I don’t hear the rest of what Artemis says, because I’m busy throwing our stuff into the trunk and slamming it shut. I’m busy opening the driver’s side door and starting the SUV. I’m busy putting my arms around Artemis’s waist and pulling her down from the SUV, then around to the other side. I push her into the passenger seat and fasten her seat belt.

Then I’m busy driving.

Destination: my apartment. Her apartment. Any apartment where I can lock the door.

I stop at a T-intersection. If we go right, we’re headed back toward Manhattan. If we go left, we’re headed north. A car trundles by with its brights on.

“Apollo,” Artemis says.

Her voice is so shaky and strange that my heart stops.

Artemis has the contents of the envelope in her hands. Papers. Some photos, based on the shine. She stares at me, then looks down at the photos. Back at me. Down at the photos.

I take the slim stack out of her hands gently, because I don’t want her to get a paper cut. That would be the worst possible outcome. It’s okay if I bleed. It’s okay that I’m still bleeding from the cut Artemis gave me. But I don’t want a single mark on her skin aside from the ones I put there.

The larger photos are aerial shots. My mind latches onto those first, even as I balance the smaller stack in the crook of my thumb. Even as my stomach goes cold from what little I can see in my periphery.

Don’t look, a voice whispers in my head. It sounds like a younger version of me, begging.

So. The aerial shots. There are several, taken from a drone or some other aircraft. A stretch of trees. A fence. A building. Tire tracks worn into the ground.

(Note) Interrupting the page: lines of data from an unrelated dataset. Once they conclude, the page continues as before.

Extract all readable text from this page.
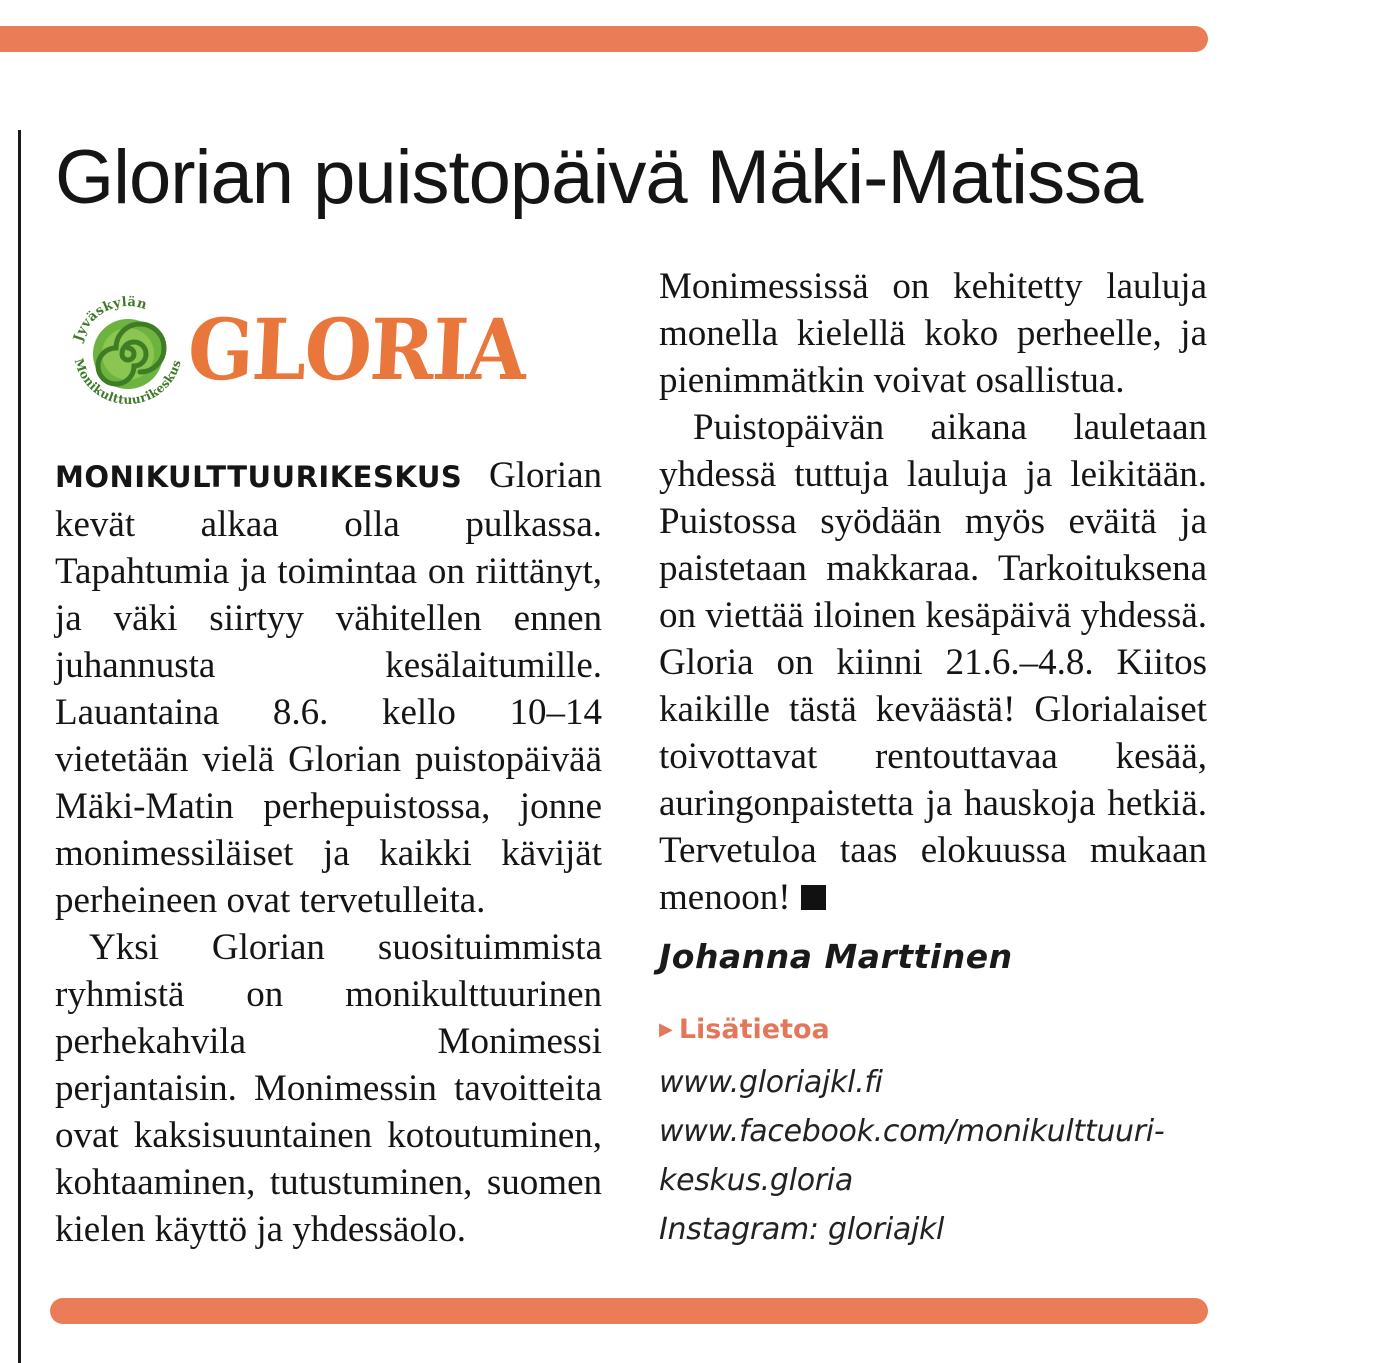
Glorian puistopäivä Mäki-Matissa
Jyväskylän
Monikulttuurikeskus GLORIA

MONIKULTTUURIKESKUS Glorian kevät alkaa olla pulkassa. Tapahtumia ja toimintaa on riittänyt, ja väki siirtyy vähitellen ennen juhannusta kesälaitumille. Lauantaina 8.6. kello 10–14 vietetään vielä Glorian puistopäivää Mäki-Matin perhepuistossa, jonne monimessiläiset ja kaikki kävijät perheineen ovat tervetulleita.

Yksi Glorian suosituimmista ryhmistä on monikulttuurinen perhekahvila Monimessi perjantaisin. Monimessin tavoitteita ovat kaksisuuntainen kotoutuminen, kohtaaminen, tutustuminen, suomen kielen käyttö ja yhdessäolo.

Monimessissä on kehitetty lauluja monella kielellä koko perheelle, ja pienimmätkin voivat osallistua.

Puistopäivän aikana lauletaan yhdessä tuttuja lauluja ja leikitään. Puistossa syödään myös eväitä ja paistetaan makkaraa. Tarkoituksena on viettää iloinen kesäpäivä yhdessä. Gloria on kiinni 21.6.–4.8. Kiitos kaikille tästä keväästä! Glorialaiset toivottavat rentouttavaa kesää, auringonpaistetta ja hauskoja hetkiä. Tervetuloa taas elokuussa mukaan menoon!

Johanna Marttinen
▶ Lisätietoa
www.gloriajkl.fi
www.facebook.com/monikulttuuri-
keskus.gloria
Instagram: gloriajkl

And a short distance off from the building, behind a line that looks like a wall: tents.

One of the photos was taken when the sun was low. Because of the angle, most of what I can see of the people in the photos is their shadows. A small shadow next to a larger one, like a mother and child holding hands. Nearby, two small shadows side by side.

I can’t look at the aerial shots forever, as much as I want to. It feels like someone else’s hand that shuffles the smaller photos into the center of the papers, right in front of my eyes.

Two of the photos are thicker, glossy, like they were printed at a shop somewhere. The others are the same size, but lower quality. Whoever printed them did it on a budget.

I can smell the room in the photos. Carpet cleaner and fear. The angle is different from what I remember. A couple of shots are taken from the door, and light coming through the window on the opposite wall washes out the boy sitting on the bed, making his features indistinct.

It doesn’t matter. I know who he is.

Because he’s me.

There’s me, sitting on the bed, waiting to do a favor.